Towards night we were let out of the baggage locker and because we only had pants on, without any shirts, we were given blankets to wrap ourselves in to stand up beside the stacks on deck to get heat. Seems like we were given something to eat out of hand until about 9:00 or 10:00 am when we were transferred to a boatswains chair individually on a rope strung from the Destroyer to a Heavy Cruiser, the USS Astoria.
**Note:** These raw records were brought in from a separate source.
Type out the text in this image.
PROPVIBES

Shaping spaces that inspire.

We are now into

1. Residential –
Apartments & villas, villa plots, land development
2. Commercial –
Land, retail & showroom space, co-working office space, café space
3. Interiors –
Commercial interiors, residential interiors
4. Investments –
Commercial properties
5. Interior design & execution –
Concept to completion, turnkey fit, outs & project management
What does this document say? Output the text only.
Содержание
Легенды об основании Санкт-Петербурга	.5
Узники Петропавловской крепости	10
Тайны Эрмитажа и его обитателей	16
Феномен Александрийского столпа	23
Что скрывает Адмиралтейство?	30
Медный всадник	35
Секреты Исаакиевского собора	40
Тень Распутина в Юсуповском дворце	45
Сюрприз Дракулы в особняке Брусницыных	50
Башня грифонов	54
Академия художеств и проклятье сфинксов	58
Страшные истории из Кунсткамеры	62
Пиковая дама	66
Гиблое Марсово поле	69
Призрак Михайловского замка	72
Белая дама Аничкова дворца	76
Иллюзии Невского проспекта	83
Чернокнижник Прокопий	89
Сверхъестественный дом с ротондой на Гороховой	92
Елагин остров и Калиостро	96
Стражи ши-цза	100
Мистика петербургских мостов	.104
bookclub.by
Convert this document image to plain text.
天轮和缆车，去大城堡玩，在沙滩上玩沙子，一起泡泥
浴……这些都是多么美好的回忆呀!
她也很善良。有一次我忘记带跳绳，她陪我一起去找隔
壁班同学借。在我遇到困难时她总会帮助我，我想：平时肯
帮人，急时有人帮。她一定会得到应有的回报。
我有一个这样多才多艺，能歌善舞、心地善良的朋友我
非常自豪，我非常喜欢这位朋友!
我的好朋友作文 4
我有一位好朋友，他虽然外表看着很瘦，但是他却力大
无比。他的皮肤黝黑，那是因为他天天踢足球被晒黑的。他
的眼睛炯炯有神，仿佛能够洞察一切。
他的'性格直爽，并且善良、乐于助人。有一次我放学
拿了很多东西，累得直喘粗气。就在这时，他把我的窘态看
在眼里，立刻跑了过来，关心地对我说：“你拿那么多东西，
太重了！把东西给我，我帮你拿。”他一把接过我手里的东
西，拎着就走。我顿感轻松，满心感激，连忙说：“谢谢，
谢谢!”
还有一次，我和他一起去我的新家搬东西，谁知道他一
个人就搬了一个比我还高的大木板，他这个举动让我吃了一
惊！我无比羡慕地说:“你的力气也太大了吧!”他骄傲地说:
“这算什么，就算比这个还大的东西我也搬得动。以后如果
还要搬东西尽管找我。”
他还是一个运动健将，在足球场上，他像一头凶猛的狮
After we were aboard the Astoria we were allowed into the heads to take showers. We would dry off and take them over again trying to get the oil off our heads and hair. Hair came out by the handfuls. We were issued some clothing to wear until we got to Pearl Harbor where we were taken to, and put up into the hills on the Island where we were issued new toilet articles and other issue of clothing, but not allowed to leave camp for any reason. We later found out they put a skeleton crew back on the Yorktown so they could flood the compartments on the Starboard side of the ship to try to level the ship from the 35 degree list to Port and they were doing this OK. There were two Million Dollar tugs (new) came out form Pearl Harbor and they had the Yorktown under tow at about 2 knots when a Japanese submarine put a torpedo into the USS Harman and it set off its depth charges in their racks and it sunk in about a very short time. It also blew a hole in the USS Yorktown big enough to put a house into. Everything was stopped and the skeleton crew abandoned ship for the 2nd time. The USS Yorktown stayed afloat for at least 24 hours until it finally sank.